New Playbook Provides Solutions to Stop Private Equity Takeover of the Child Care Industry
Washington, DC – The Open Markets Institute alongside Community Change/Action, National Women’s Law Center, and Americans for Financial Reform Education Fund released The Children Before Profits State Playbook, which equips state and local organizers, advocates, and policymakers with practical tools to address the risks posed by the growing role of private equity in U.S. child care markets.
Eight of the 10 largest child care companies in the U.S. are currently owned by private equity investors. Left unchecked, corporate child care will continue to threaten our vulnerable child care system in the same way private equity has weakened healthcare, home care, and housing industries. Examples of some of these threats include:
Financially vulnerable local child care providers have reported receiving buyout offers from private equity investors
Glitzy new programs have drawn families away from local providers, only to charge them additional fees for basic services like field trips
Parent chat groups are filled with complaints about increasing care worker turnover, while care workers report negative workplace conditions that are driving them out of the sector
Sudden bankruptcies of rapidly growing chains have left families, workers, and communities unexpectedly without care or jobs
This report describes opportunities for state and local action that can:
Strengthen guardrails that protect families and workers;
Maintain fair and competitive child care markets;
Equitably increase the supply of child care by supporting alternatives to private equity; and
Build public power to ensure greater corporate accountability.
The Playbook also includes examples of successful public interventions from states like California, where Parent Voices Oakland organized families to push back against deteriorating quality at private-equity owned La Petite Academy programs. And New Mexico, where Olé is working to strengthen guardrails around their permanent child care funding to ensure the needs of kids come before profit-maximizing corporate providers.
“Child care investments are meant to support children’s development and the workers who care for them—not to generate profits for Wall Street,” Industrial Policy Program Manager Audrey Stienon at the Open Markets Institute said. “Our report and Playbook provide state and local policymakers with concrete steps they can take to build a thriving child care industry centered on the needs of families and communities.”
“Private equity's profit-first model poses a serious threat to the child care industry, which is already struggling after decades of underinvestment," said Amy Matsui, vice president for child care and income security at the National Women's Law Center. "This playbook is a one-stop shop for state lawmakers and advocates seeking to rein in the power of private equity, helping ensure that public funds go toward expanding access to care and raising wages for early educators — not lining the pockets of private equity investors.”

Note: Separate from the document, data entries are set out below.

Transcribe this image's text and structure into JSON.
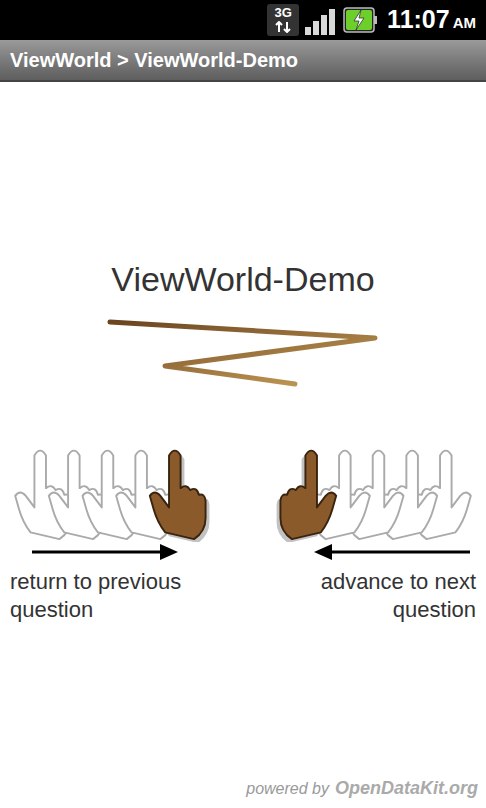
{
  "status_bar": {
    "network": "3G",
    "signal": {
      "level": 1
    },
    "battery": {
      "level": 1,
      "charging": true
    },
    "time": "11:07",
    "ampm": "AM"
  },
  "title_bar": {
    "title": "ViewWorld > ViewWorld-Demo"
  },
  "form": {
    "title": "ViewWorld-Demo"
  },
  "navigation": [
    {
      "label": "return to previous question"
    },
    {
      "label": "advance to next question"
    }
  ],
  "footer": {
    "prefix": "powered by",
    "brand": "OpenDataKit.org"
  }
}
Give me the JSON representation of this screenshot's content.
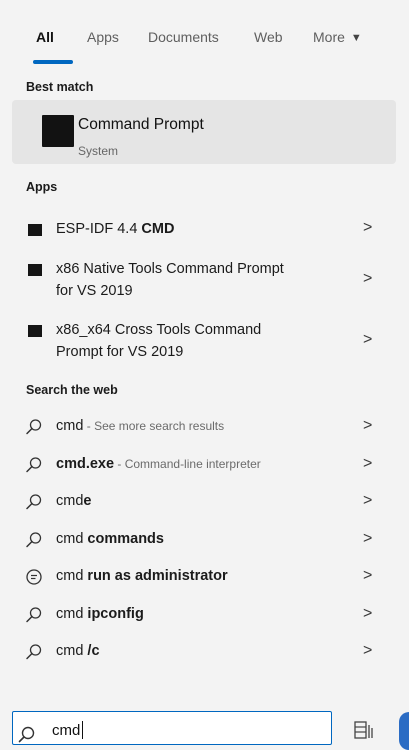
{
  "tabs": [
    {
      "label": "All"
    },
    {
      "label": "Apps"
    },
    {
      "label": "Documents"
    },
    {
      "label": "Web"
    },
    {
      "label": "More"
    }
  ],
  "best_match": {
    "section_label": "Best match",
    "title": "Command Prompt",
    "subtitle": "System"
  },
  "apps": {
    "section_label": "Apps",
    "items": [
      {
        "line1_pre": "ESP-IDF 4.4 ",
        "line1_bold": "CMD"
      },
      {
        "line1": "x86 Native Tools Command Prompt",
        "line2": "for VS 2019"
      },
      {
        "line1": "x86_x64 Cross Tools Command",
        "line2": "Prompt for VS 2019"
      }
    ]
  },
  "web": {
    "section_label": "Search the web",
    "items": [
      {
        "main": "cmd",
        "bold": "",
        "hint": " - See more search results",
        "icon": "search-icon"
      },
      {
        "main": "",
        "bold": "cmd.exe",
        "hint": " - Command-line interpreter",
        "icon": "search-icon"
      },
      {
        "main": "cmd",
        "bold": "e",
        "hint": "",
        "icon": "search-icon"
      },
      {
        "main": "cmd ",
        "bold": "commands",
        "hint": "",
        "icon": "search-icon"
      },
      {
        "main": "cmd ",
        "bold": "run as administrator",
        "hint": "",
        "icon": "chat-bubble-icon"
      },
      {
        "main": "cmd ",
        "bold": "ipconfig",
        "hint": "",
        "icon": "search-icon"
      },
      {
        "main": "cmd ",
        "bold": "/c",
        "hint": "",
        "icon": "search-icon"
      }
    ]
  },
  "search": {
    "value": "cmd"
  },
  "chevron": ">",
  "colors": {
    "accent": "#0067c0",
    "panel": "#f3f3f3",
    "selected": "#e5e5e5"
  }
}
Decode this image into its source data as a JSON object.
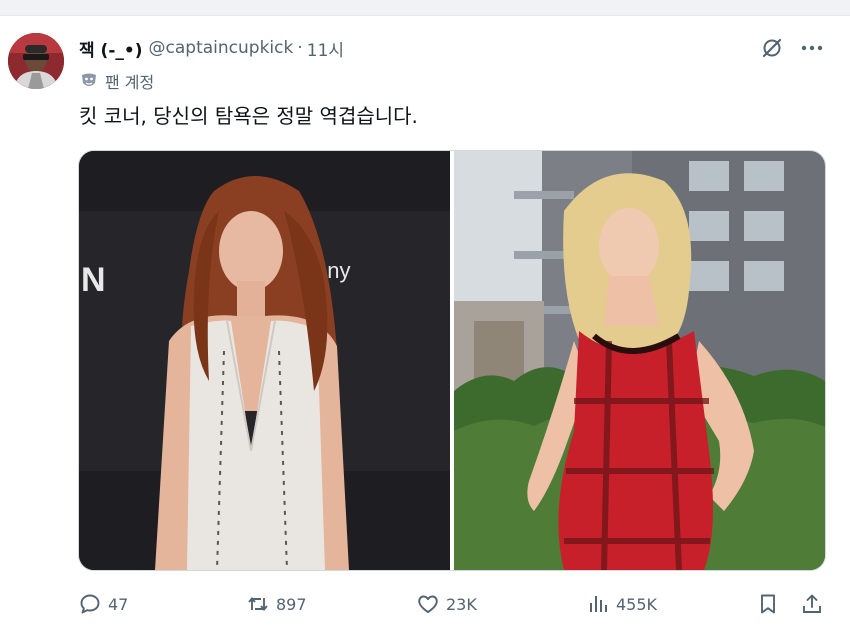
{
  "tweet": {
    "display_name": "잭 (-_•)",
    "handle": "@captaincupkick",
    "separator": "·",
    "time": "11시",
    "badge_label": "팬 계정",
    "text": "킷 코너, 당신의 탐욕은 정말 역겹습니다.",
    "photo_left_sign_text": "ony",
    "photo_left_sign_text_2": "N"
  },
  "actions": {
    "replies": "47",
    "reposts": "897",
    "likes": "23K",
    "views": "455K"
  },
  "icons": {
    "avatar": "avatar",
    "grok": "grok-icon",
    "more": "more-icon",
    "badge": "mask-icon",
    "reply": "reply-icon",
    "repost": "repost-icon",
    "like": "heart-icon",
    "views": "views-icon",
    "bookmark": "bookmark-icon",
    "share": "share-icon"
  },
  "colors": {
    "text_primary": "#0f1419",
    "text_secondary": "#536471",
    "border": "#cfd9de",
    "left_photo_bg": "#1f1f23",
    "dress_red": "#c8202a"
  }
}
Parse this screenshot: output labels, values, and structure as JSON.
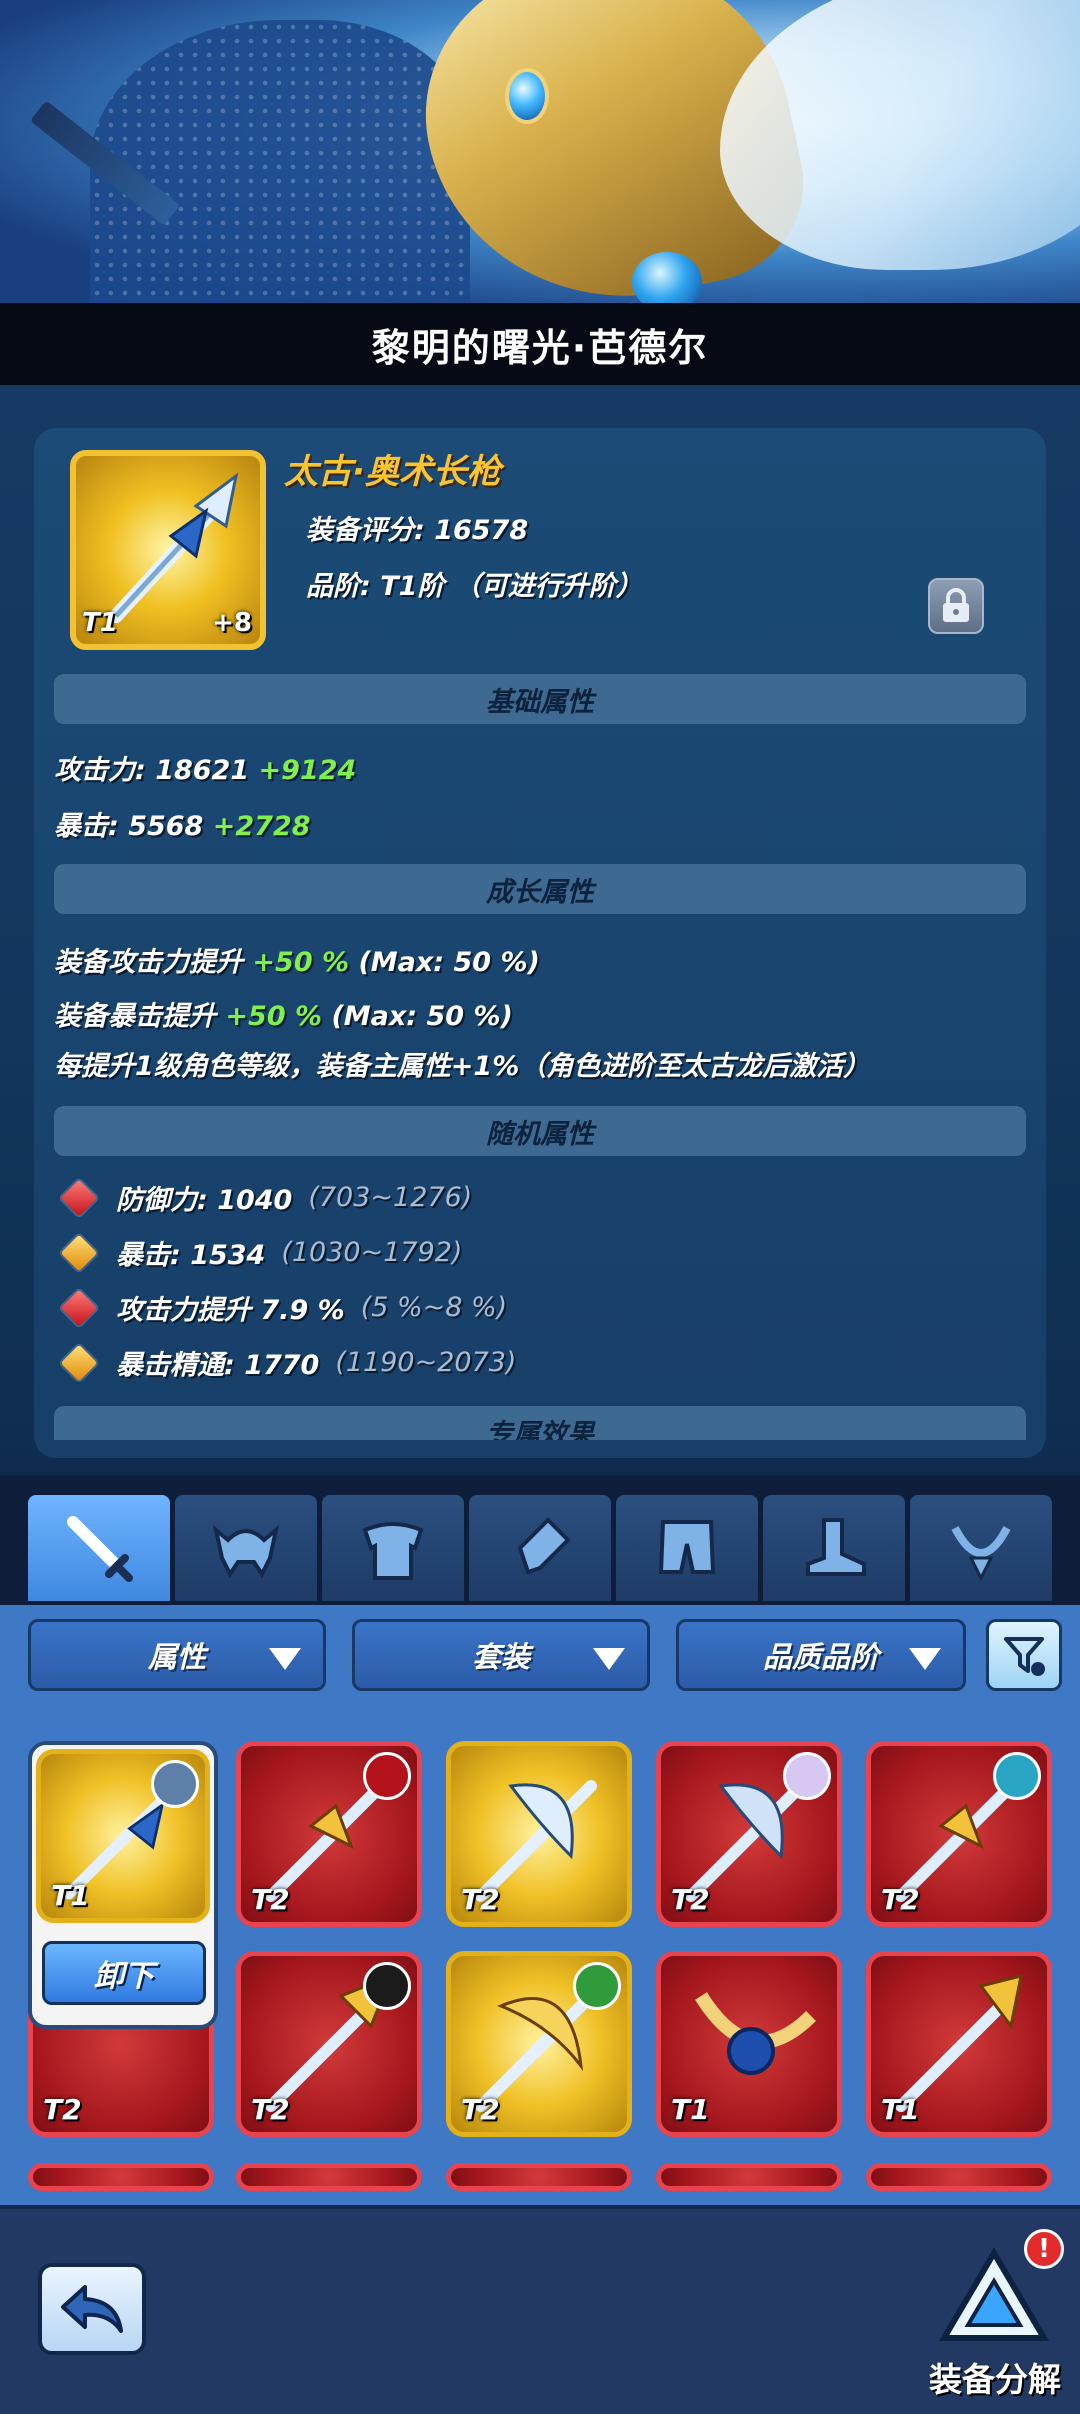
{
  "hero": {
    "name": "黎明的曙光·芭德尔"
  },
  "item": {
    "name": "太古·奥术长枪",
    "score_label": "装备评分: 16578",
    "grade_label": "品阶: T1阶 （可进行升阶）",
    "tier": "T1",
    "enhance": "+8"
  },
  "sections": {
    "basic": "基础属性",
    "growth": "成长属性",
    "random": "随机属性",
    "exclusive": "专属效果"
  },
  "basic_stats": [
    {
      "label": "攻击力: 18621",
      "bonus": "+9124"
    },
    {
      "label": "暴击: 5568",
      "bonus": "+2728"
    }
  ],
  "growth_stats": [
    {
      "label": "装备攻击力提升",
      "bonus": "+50 %",
      "max": "(Max: 50 %)"
    },
    {
      "label": "装备暴击提升",
      "bonus": "+50 %",
      "max": "(Max: 50 %)"
    }
  ],
  "growth_note": "每提升1级角色等级，装备主属性+1%（角色进阶至太古龙后激活）",
  "random_stats": [
    {
      "label": "防御力: 1040",
      "range": "(703~1276)",
      "gem": "red"
    },
    {
      "label": "暴击: 1534",
      "range": "(1030~1792)",
      "gem": "gold"
    },
    {
      "label": "攻击力提升 7.9 %",
      "range": "(5 %~8 %)",
      "gem": "red"
    },
    {
      "label": "暴击精通: 1770",
      "range": "(1190~2073)",
      "gem": "gold"
    }
  ],
  "tabs": [
    "sword-icon",
    "helmet-icon",
    "armor-icon",
    "bracer-icon",
    "pants-icon",
    "boots-icon",
    "necklace-icon"
  ],
  "filters": {
    "attribute": "属性",
    "set": "套装",
    "quality": "品质品阶"
  },
  "inventory": {
    "unequip_label": "卸下",
    "slots": [
      {
        "tier": "T1",
        "rarity": "gold",
        "equipped": true
      },
      {
        "tier": "T2",
        "rarity": "red"
      },
      {
        "tier": "T2",
        "rarity": "gold"
      },
      {
        "tier": "T2",
        "rarity": "red"
      },
      {
        "tier": "T2",
        "rarity": "red"
      },
      {
        "tier": "T2",
        "rarity": "red"
      },
      {
        "tier": "T2",
        "rarity": "red"
      },
      {
        "tier": "T2",
        "rarity": "gold"
      },
      {
        "tier": "T1",
        "rarity": "red"
      },
      {
        "tier": "T1",
        "rarity": "red"
      }
    ]
  },
  "bottom": {
    "salvage_label": "装备分解",
    "alert": "!"
  },
  "colors": {
    "gold_rarity": "#f0c126",
    "red_rarity": "#c4262c",
    "bonus_green": "#7ff04c",
    "item_name_gold": "#f7c531"
  }
}
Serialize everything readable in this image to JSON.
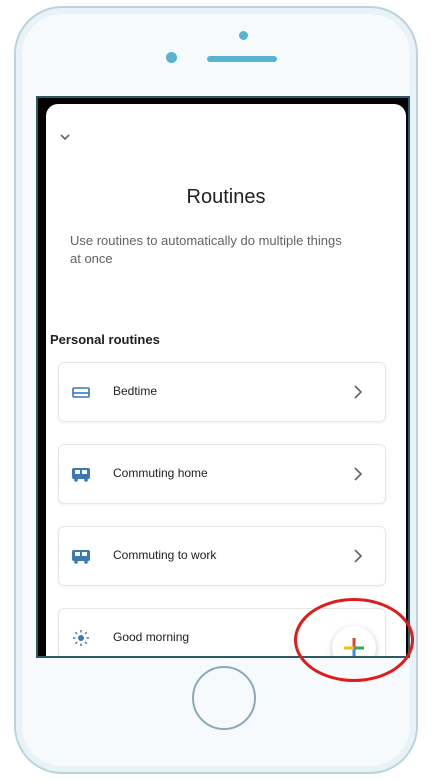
{
  "screen": {
    "title": "Routines",
    "subtitle": "Use routines to automatically do multiple things at once",
    "section_label": "Personal routines"
  },
  "routines": [
    {
      "label": "Bedtime",
      "icon": "bed-icon"
    },
    {
      "label": "Commuting home",
      "icon": "bus-icon"
    },
    {
      "label": "Commuting to work",
      "icon": "bus-icon"
    },
    {
      "label": "Good morning",
      "icon": "sun-icon"
    }
  ],
  "icons": {
    "collapse": "chevron-down-icon",
    "row_arrow": "chevron-right-icon",
    "add": "plus-icon"
  },
  "colors": {
    "accent_blue": "#3c78b4",
    "highlight_red": "#e01b1b",
    "plus_red": "#ea4335",
    "plus_yellow": "#fbbc05",
    "plus_green": "#34a853",
    "plus_blue": "#4285f4"
  }
}
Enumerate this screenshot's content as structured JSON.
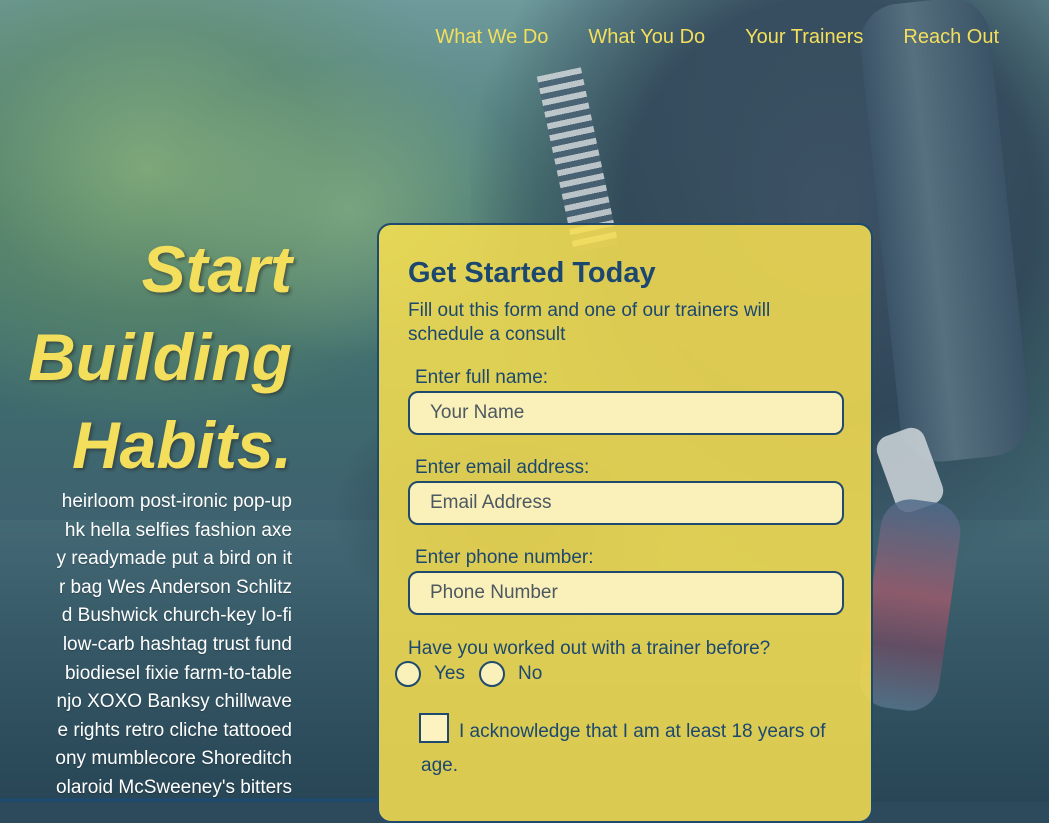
{
  "nav": {
    "items": [
      "What We Do",
      "What You Do",
      "Your Trainers",
      "Reach Out"
    ]
  },
  "hero": {
    "title_lines": [
      "Start",
      "Building",
      "Habits."
    ],
    "body_lines": [
      "heirloom post-ironic pop-up",
      "hk hella selfies fashion axe",
      "y readymade put a bird on it",
      "r bag Wes Anderson Schlitz",
      "d Bushwick church-key lo-fi",
      "low-carb hashtag trust fund",
      "biodiesel fixie farm-to-table",
      "njo XOXO Banksy chillwave",
      "e rights retro cliche tattooed",
      "ony mumblecore Shoreditch",
      "olaroid McSweeney's bitters"
    ]
  },
  "form": {
    "title": "Get Started Today",
    "subtitle": "Fill out this form and one of our trainers will schedule a consult",
    "name_label": "Enter full name:",
    "name_placeholder": "Your Name",
    "email_label": "Enter email address:",
    "email_placeholder": "Email Address",
    "phone_label": "Enter phone number:",
    "phone_placeholder": "Phone Number",
    "question": "Have you worked out with a trainer before?",
    "option_yes": "Yes",
    "option_no": "No",
    "acknowledge": "I acknowledge that I am at least 18 years of age."
  },
  "colors": {
    "accent_yellow": "#f3df5c",
    "navy": "#1c4870",
    "card_bg": "#f8e050"
  }
}
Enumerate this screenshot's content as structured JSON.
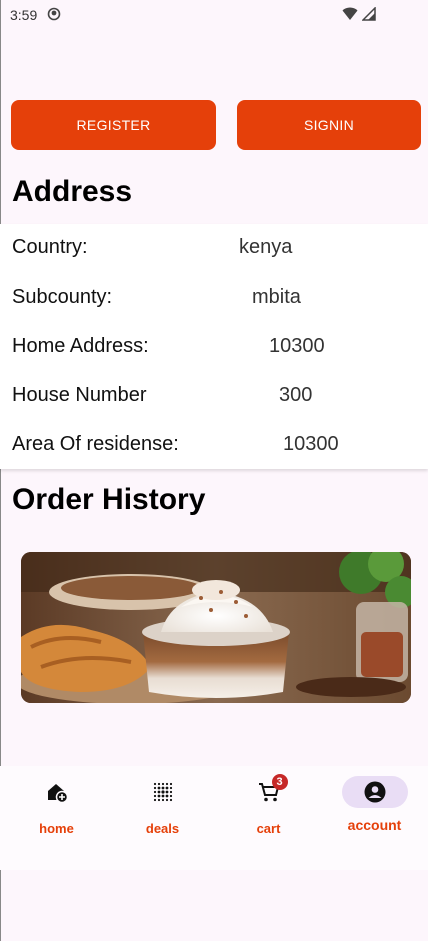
{
  "status_bar": {
    "time": "3:59"
  },
  "buttons": {
    "register": "REGISTER",
    "signin": "SIGNIN"
  },
  "address": {
    "title": "Address",
    "rows": [
      {
        "label": "Country:",
        "value": "kenya"
      },
      {
        "label": "Subcounty:",
        "value": "mbita"
      },
      {
        "label": "Home Address:",
        "value": "10300"
      },
      {
        "label": "House Number",
        "value": "300"
      },
      {
        "label": "Area Of residense:",
        "value": "10300"
      }
    ]
  },
  "orders": {
    "title": "Order History"
  },
  "nav": {
    "items": [
      {
        "label": "home",
        "icon": "home-add-icon"
      },
      {
        "label": "deals",
        "icon": "dots-grid-icon"
      },
      {
        "label": "cart",
        "icon": "cart-icon",
        "badge": "3"
      },
      {
        "label": "account",
        "icon": "account-icon",
        "active": true
      }
    ]
  },
  "colors": {
    "accent": "#e5400a",
    "background": "#fdf6fc",
    "active_pill": "#e9ddf5",
    "badge": "#c62828"
  }
}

“More public funding for child care is critical, but safeguards from corporate private equity firms as a condition for that public funding is just as important to ensure our providers are well paid and can sustain their small businesses, parents can afford care, and children get the care they deserve,” State and Local Policy Director Nina Dastur at Community Change said.
“Even if private equity-owned companies only control a relatively small share of the national market, they can very easily become dominant providers in a particular local market and undercut other small business – largely Black, Brown, and women owned – providers in those markets,” Research Analyst Hibba Meraay from Americans for Financial Reform Education Fund said. “That takes away parent choice and prioritizes maximizing profits over supporting children, families, and workers.”
This playbook builds on a previous report, Children Before Profits: Private Equity in Child Care (2024), which was the first report of its kind to examine the role of private equity in child care.